Droomfeest
‘Mam, wil jij even mijn knoopje dichtdoen?’ Ze draait haar rug naar me toe en tilt met een arm haar lange haar opzij. Het knoopje van de sluiting hangt naar beneden. Ik pak het en duw het voorzichtig door het lusje aan het andere kant van de sluiting. Ze zucht. ‘Dank je.’ Ze wroet met haar handen door haar haar en draait zich dan naar me om. Ze kijkt me stralend aan. Volgens mij was dat het laatste dat nog moest gebeuren. Klopt toch?’ Haar ogen gaan zoekend door de keuken. ‘Bier, chips, worst, stokbrood, witte wijn en de chocoladesoesjes…. Check! Alles is klaar, ze kunnen komen nu.’ Ik glimlach. ‘Het feest kan beginnen!’ Ik heb het nog niet gezegd of de bel gaat. Giechelend loopt ze naar de voordeur, mij in de keuken achterlatend. Ik hoor hoe ze uitbundig wordt begroet door haar vrienden. Het duurt niet lang of de eerste gasten staan ook in de keuken, op zoek naar iets lekkers. Ik steek gauw de kaarsjes aan op de grote stapel soesjes die geldt als verjaardagstaart en loop zingend de kamer in. Haar vrienden en vriendinnen vallen in en ook Jaap zie ik meezingen. ‘Lang zal ze leven, lang zal ze leven..!’ Ik sta nu voor haar met de schaal soesjes in mijn handen. Jaap en de kinderen, haar vrienden en vriendinnen staan om ons heen. Het kaarsje in de vorm van een 21 druipt roze kaarsvet op een paar soesjes. Ze wil het uitblazen, maar een vriendin grijpt haar vast. ‘Eerst een wens doen!’ Mijn dochter lacht, wacht even en blaast dan het kaarsje uit. Haar vrienden joelen en klappen in hun handen. Ik ga de kring rond en al heel snel is de schaal leeg. Ik breng de schaal terug naar de keuken. Ik glip de kamer uit. In de hal struikel ik bijna over alle schoenen die er staan. Ik gniffel even over al die pubers die zich al heel volwassen voelen maar nog wel keurig hun schoenen uitdoen en ga dan zoals afgesproken boven op bed liggen lezen.
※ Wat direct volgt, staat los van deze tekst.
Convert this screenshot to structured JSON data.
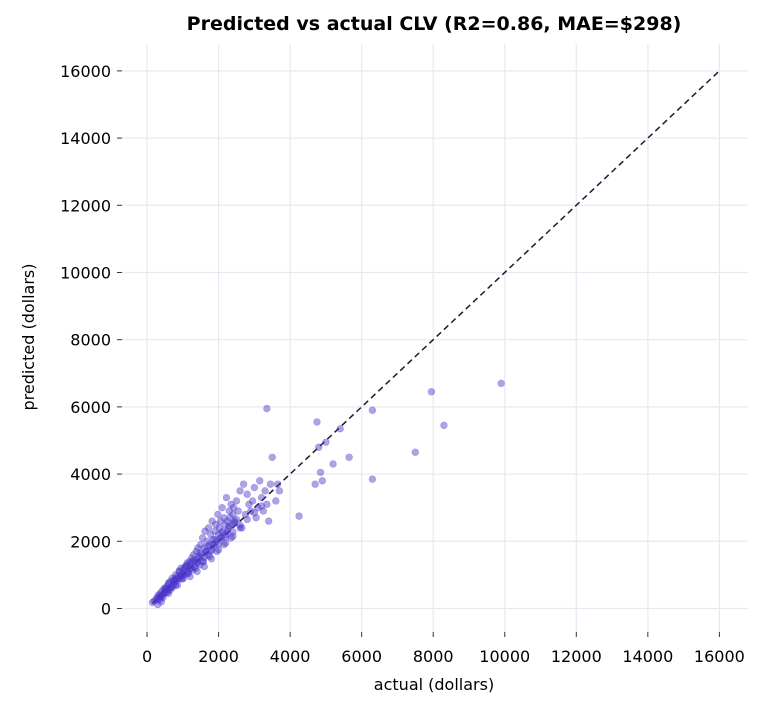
{
  "chart_data": {
    "type": "scatter",
    "title": "Predicted vs actual CLV  (R2=0.86, MAE=$298)",
    "xlabel": "actual (dollars)",
    "ylabel": "predicted (dollars)",
    "xlim": [
      -700,
      16800
    ],
    "ylim": [
      -700,
      16800
    ],
    "xticks": [
      0,
      2000,
      4000,
      6000,
      8000,
      10000,
      12000,
      14000,
      16000
    ],
    "yticks": [
      0,
      2000,
      4000,
      6000,
      8000,
      10000,
      12000,
      14000,
      16000
    ],
    "grid": true,
    "reference_line": {
      "from": [
        150,
        150
      ],
      "to": [
        16000,
        16000
      ],
      "style": "dashed"
    },
    "series": [
      {
        "marker_color": "#4a35c9",
        "x": [
          150,
          200,
          250,
          280,
          300,
          320,
          350,
          370,
          400,
          420,
          450,
          480,
          500,
          520,
          550,
          580,
          600,
          620,
          650,
          680,
          700,
          720,
          750,
          780,
          800,
          820,
          850,
          880,
          900,
          920,
          950,
          980,
          1000,
          1020,
          1050,
          1080,
          1100,
          1120,
          1150,
          1180,
          1200,
          1220,
          1250,
          1280,
          1300,
          1320,
          1350,
          1380,
          1400,
          1420,
          1450,
          1480,
          1500,
          1520,
          1550,
          1580,
          1600,
          1620,
          1650,
          1680,
          1700,
          1720,
          1750,
          1780,
          1800,
          1820,
          1850,
          1880,
          1900,
          1920,
          1950,
          1980,
          2000,
          2020,
          2050,
          2080,
          2100,
          2120,
          2150,
          2180,
          2200,
          2220,
          2250,
          2280,
          2300,
          2320,
          2350,
          2380,
          2400,
          2420,
          2450,
          2500,
          2550,
          2600,
          2650,
          2700,
          2750,
          2800,
          2850,
          2900,
          2950,
          3000,
          3050,
          3100,
          3150,
          3200,
          3250,
          3300,
          3350,
          3400,
          3450,
          3500,
          3600,
          3700,
          300,
          400,
          500,
          600,
          700,
          800,
          900,
          1000,
          1100,
          1200,
          1300,
          1400,
          1500,
          1600,
          1700,
          1800,
          1900,
          2000,
          2100,
          2200,
          2300,
          2400,
          2500,
          2600,
          350,
          450,
          550,
          650,
          750,
          850,
          950,
          1050,
          1150,
          1250,
          1350,
          1450,
          1550,
          1650,
          1750,
          1850,
          1950,
          2050,
          2150,
          2250,
          2350,
          2450,
          400,
          600,
          800,
          1000,
          1200,
          1400,
          1600,
          1800,
          2000,
          2200,
          2400,
          2600,
          2800,
          3000,
          3200,
          3350,
          3650,
          4250,
          4700,
          4750,
          4800,
          4850,
          4900,
          5000,
          5200,
          5400,
          5650,
          6300,
          6300,
          7500,
          7950,
          8300,
          9900
        ],
        "y": [
          180,
          220,
          260,
          330,
          280,
          400,
          350,
          450,
          380,
          520,
          420,
          600,
          470,
          560,
          650,
          520,
          720,
          600,
          800,
          640,
          900,
          700,
          850,
          760,
          1000,
          820,
          950,
          900,
          1100,
          880,
          1200,
          980,
          1050,
          1150,
          1000,
          1250,
          1100,
          1350,
          1050,
          1400,
          1300,
          1200,
          1500,
          1150,
          1600,
          1250,
          1450,
          1700,
          1350,
          1800,
          1500,
          1300,
          1900,
          1600,
          2100,
          1400,
          1800,
          2300,
          1700,
          2000,
          1600,
          2400,
          1900,
          2200,
          1750,
          2600,
          2050,
          1900,
          2300,
          2500,
          2000,
          2800,
          2200,
          2400,
          2600,
          2100,
          3000,
          2300,
          2700,
          2500,
          2200,
          3300,
          2600,
          2400,
          2900,
          2700,
          3100,
          2500,
          2800,
          3000,
          2600,
          3200,
          2900,
          3500,
          2400,
          3700,
          2800,
          3400,
          3100,
          2900,
          3200,
          3600,
          2700,
          3000,
          3800,
          3300,
          2900,
          3500,
          3100,
          2600,
          3700,
          4500,
          3200,
          3500,
          120,
          350,
          580,
          760,
          620,
          900,
          1120,
          880,
          1280,
          950,
          1420,
          1100,
          1650,
          1250,
          1850,
          1480,
          2050,
          1750,
          2250,
          1950,
          2450,
          2150,
          2650,
          2400,
          260,
          330,
          480,
          560,
          820,
          700,
          980,
          1230,
          1050,
          1380,
          1200,
          1560,
          1400,
          1700,
          1550,
          1900,
          1700,
          2100,
          1900,
          2300,
          2100,
          2550,
          200,
          450,
          680,
          900,
          1180,
          1380,
          1520,
          1720,
          1920,
          2120,
          2280,
          2480,
          2650,
          2850,
          3050,
          5950,
          3700,
          2750,
          3700,
          5550,
          4800,
          4050,
          3800,
          4950,
          4300,
          5350,
          4500,
          5900,
          3850,
          4650,
          6450,
          5450,
          6700
        ]
      }
    ]
  }
}
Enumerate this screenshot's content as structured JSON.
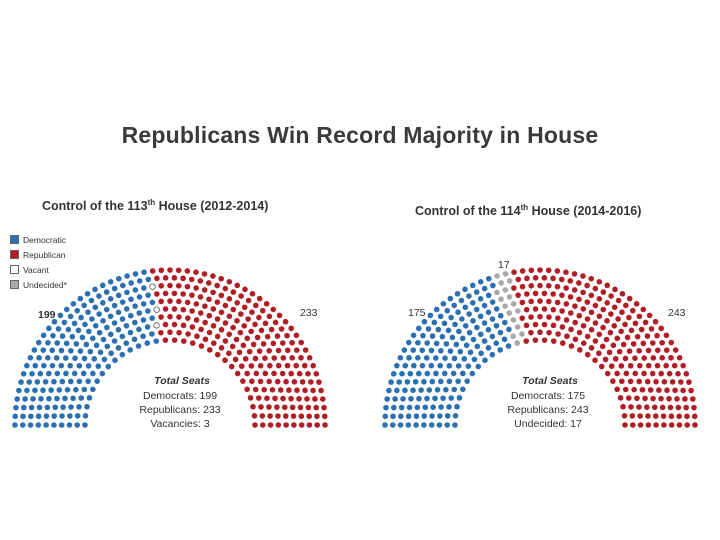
{
  "title": "Republicans Win Record Majority in House",
  "legend": [
    {
      "label": "Democratic",
      "color": "#2a6fb0",
      "icon": "square-swatch-blue"
    },
    {
      "label": "Republican",
      "color": "#b01e24",
      "icon": "square-swatch-red"
    },
    {
      "label": "Vacant",
      "color": "#ffffff",
      "icon": "square-swatch-white"
    },
    {
      "label": "Undecided*",
      "color": "#a9a9a9",
      "icon": "square-swatch-gray"
    }
  ],
  "chart_data": [
    {
      "type": "parliament-hemicycle",
      "title_prefix": "Control of the 113",
      "title_sup": "th",
      "title_suffix": " House (2012-2014)",
      "total": 435,
      "order": [
        "Democratic",
        "Vacant",
        "Republican"
      ],
      "seats": {
        "Democratic": 199,
        "Republican": 233,
        "Vacant": 3
      },
      "side_labels": {
        "left": "199",
        "right": "233"
      },
      "totals_heading": "Total Seats",
      "totals_lines": [
        "Democrats: 199",
        "Republicans: 233",
        "Vacancies: 3"
      ]
    },
    {
      "type": "parliament-hemicycle",
      "title_prefix": "Control of the 114",
      "title_sup": "th",
      "title_suffix": " House (2014-2016)",
      "total": 435,
      "order": [
        "Democratic",
        "Undecided",
        "Republican"
      ],
      "seats": {
        "Democratic": 175,
        "Republican": 243,
        "Undecided": 17
      },
      "side_labels": {
        "left": "175",
        "top": "17",
        "right": "243"
      },
      "totals_heading": "Total Seats",
      "totals_lines": [
        "Democrats: 175",
        "Republicans: 243",
        "Undecided: 17"
      ]
    }
  ],
  "colors": {
    "Democratic": "#2a6fb0",
    "Republican": "#b01e24",
    "Vacant": "#ffffff",
    "Undecided": "#a9a9a9"
  }
}
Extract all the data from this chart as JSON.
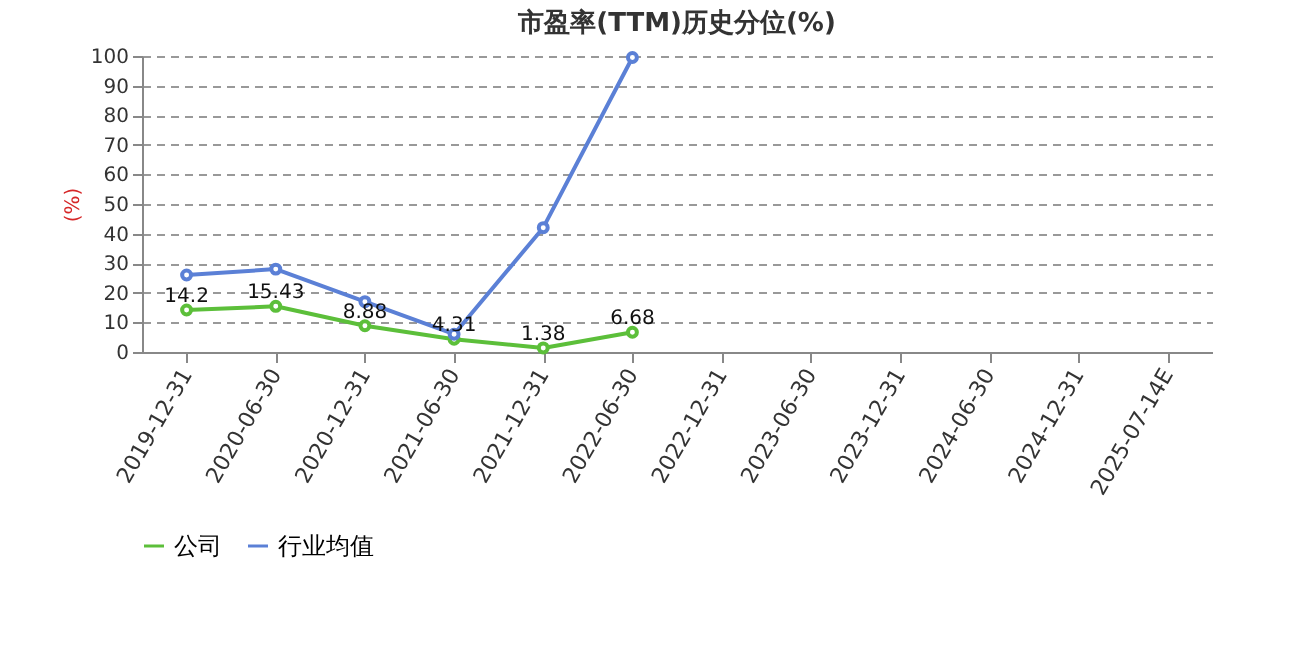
{
  "chart_data": {
    "type": "line",
    "title": "市盈率(TTM)历史分位(%)",
    "ylabel": "(%)",
    "categories": [
      "2019-12-31",
      "2020-06-30",
      "2020-12-31",
      "2021-06-30",
      "2021-12-31",
      "2022-06-30",
      "2022-12-31",
      "2023-06-30",
      "2023-12-31",
      "2024-06-30",
      "2024-12-31",
      "2025-07-14E"
    ],
    "series": [
      {
        "name": "公司",
        "color": "#5cbf3a",
        "values": [
          14.2,
          15.43,
          8.88,
          4.31,
          1.38,
          6.68,
          null,
          null,
          null,
          null,
          null,
          null
        ],
        "value_labels": [
          "14.2",
          "15.43",
          "8.88",
          "4.31",
          "1.38",
          "6.68",
          null,
          null,
          null,
          null,
          null,
          null
        ]
      },
      {
        "name": "行业均值",
        "color": "#5b80d6",
        "values": [
          26,
          28,
          17,
          6,
          42,
          99.5,
          null,
          null,
          null,
          null,
          null,
          null
        ]
      }
    ],
    "ylim": [
      0,
      100
    ],
    "yticks": [
      0,
      10,
      20,
      30,
      40,
      50,
      60,
      70,
      80,
      90,
      100
    ],
    "grid": "y",
    "legend": "bottom",
    "marker": "circle",
    "line_style": "solid"
  }
}
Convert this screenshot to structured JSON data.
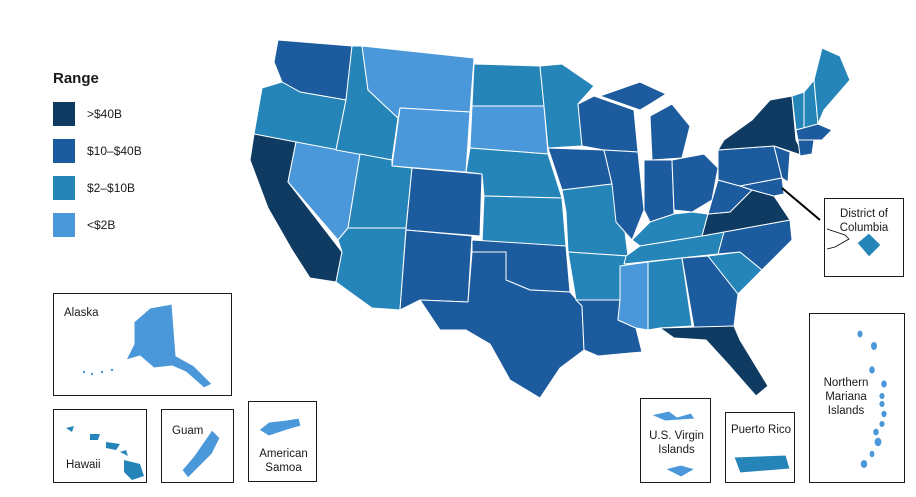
{
  "legend": {
    "title": "Range",
    "items": [
      {
        "label": ">$40B",
        "color": "#0f3b63"
      },
      {
        "label": "$10–$40B",
        "color": "#1c5b9e"
      },
      {
        "label": "$2–$10B",
        "color": "#2585b8"
      },
      {
        "label": "<$2B",
        "color": "#4a98d9"
      }
    ]
  },
  "insets": {
    "alaska": "Alaska",
    "hawaii": "Hawaii",
    "guam": "Guam",
    "american_samoa": "American Samoa",
    "usvi": "U.S. Virgin Islands",
    "puerto_rico": "Puerto Rico",
    "cnmi": "Northern Mariana Islands",
    "dc": "District of Columbia"
  },
  "map_data": {
    "type": "choropleth",
    "categories": [
      ">$40B",
      "$10–$40B",
      "$2–$10B",
      "<$2B"
    ],
    "regions": {
      "California": ">$40B",
      "New York": ">$40B",
      "Florida": ">$40B",
      "Virginia": ">$40B",
      "Washington": "$10–$40B",
      "Colorado": "$10–$40B",
      "New Mexico": "$10–$40B",
      "Texas": "$10–$40B",
      "Louisiana": "$10–$40B",
      "Georgia": "$10–$40B",
      "North Carolina": "$10–$40B",
      "Illinois": "$10–$40B",
      "Wisconsin": "$10–$40B",
      "Michigan": "$10–$40B",
      "Iowa": "$10–$40B",
      "Ohio": "$10–$40B",
      "Indiana": "$10–$40B",
      "Pennsylvania": "$10–$40B",
      "Massachusetts": "$10–$40B",
      "Maryland": "$10–$40B",
      "New Jersey": "$10–$40B",
      "Oklahoma": "$10–$40B",
      "West Virginia": "$10–$40B",
      "Connecticut": "$10–$40B",
      "Oregon": "$2–$10B",
      "Idaho": "$2–$10B",
      "Utah": "$2–$10B",
      "Arizona": "$2–$10B",
      "North Dakota": "$2–$10B",
      "Minnesota": "$2–$10B",
      "Nebraska": "$2–$10B",
      "Kansas": "$2–$10B",
      "Missouri": "$2–$10B",
      "Arkansas": "$2–$10B",
      "Kentucky": "$2–$10B",
      "Tennessee": "$2–$10B",
      "Alabama": "$2–$10B",
      "South Carolina": "$2–$10B",
      "Maine": "$2–$10B",
      "Vermont": "$2–$10B",
      "New Hampshire": "$2–$10B",
      "District of Columbia": "$2–$10B",
      "Hawaii": "$2–$10B",
      "Montana": "<$2B",
      "Wyoming": "<$2B",
      "South Dakota": "<$2B",
      "Nevada": "<$2B",
      "Mississippi": "<$2B",
      "Alaska": "<$2B",
      "Guam": "<$2B",
      "American Samoa": "<$2B",
      "U.S. Virgin Islands": "<$2B",
      "Puerto Rico": "$2–$10B",
      "Northern Mariana Islands": "<$2B"
    }
  }
}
Ik word wakker omdat Jaap me roept. ‘Ben je klaar?’
‘Ik ben in slaap gevallen’ roep ik terwijl ik overeind krabbel. Als ik op de rand van het bed zit merk ik ineens hoe stil het is in huis. Waar is iedereen? Het feest is nu toch nog niet voorbij? Ik kijk op de klok naast mijn bed. 4 uur. Nog steeds een beetje slaapdronken loop ik naar beneden. Jaap staat in de gang te wachten met zijn jas aan. Hij heeft een bloemstuk in zijn handen. Achter hem hangt een foto aan de muur van onze dochter toen ze zes was. Ik kijk naar de vloer. Waar zijn alle schoenen?
‘Waar is iedereen?’ vraag ik en ik kijk om me heen.
‘Waar heb je het over? Jaap loopt de keuken in, zet het bloemstuk op de keukentafel en loopt terug naar de kapstok. Hij drukt me dan mijn jas in handen. ‘We moeten nu echt gaan, want als het donker is gaat het dicht.’ ‘Maar…’begin ik. ‘Het feestje, is het al afgelopen? Waar is iedereen?’
“Welk feestje? Jaap kijkt me niet begrijpend aan. ‘Je hebt vast gedroomd. Hoe is het met je hoofdpijn? Je hebt de hele middag liggen slapen.’
‘De hele middag? Maar hoe…’
‘Toe, trek je jas aan. Ik wil die bloemen naar de begraafplaats brengen, het is tenslotte vandaag haar verjaardag.’
‘Be… begraafplaats?’ stotter ik en ik voel hoe mijn hart in mijn schoenen zinkt. Jaap draait zich om naar de foto en knikt. ‘Niet te bevatten toch? Ze zou vandaag 21 zijn geworden.’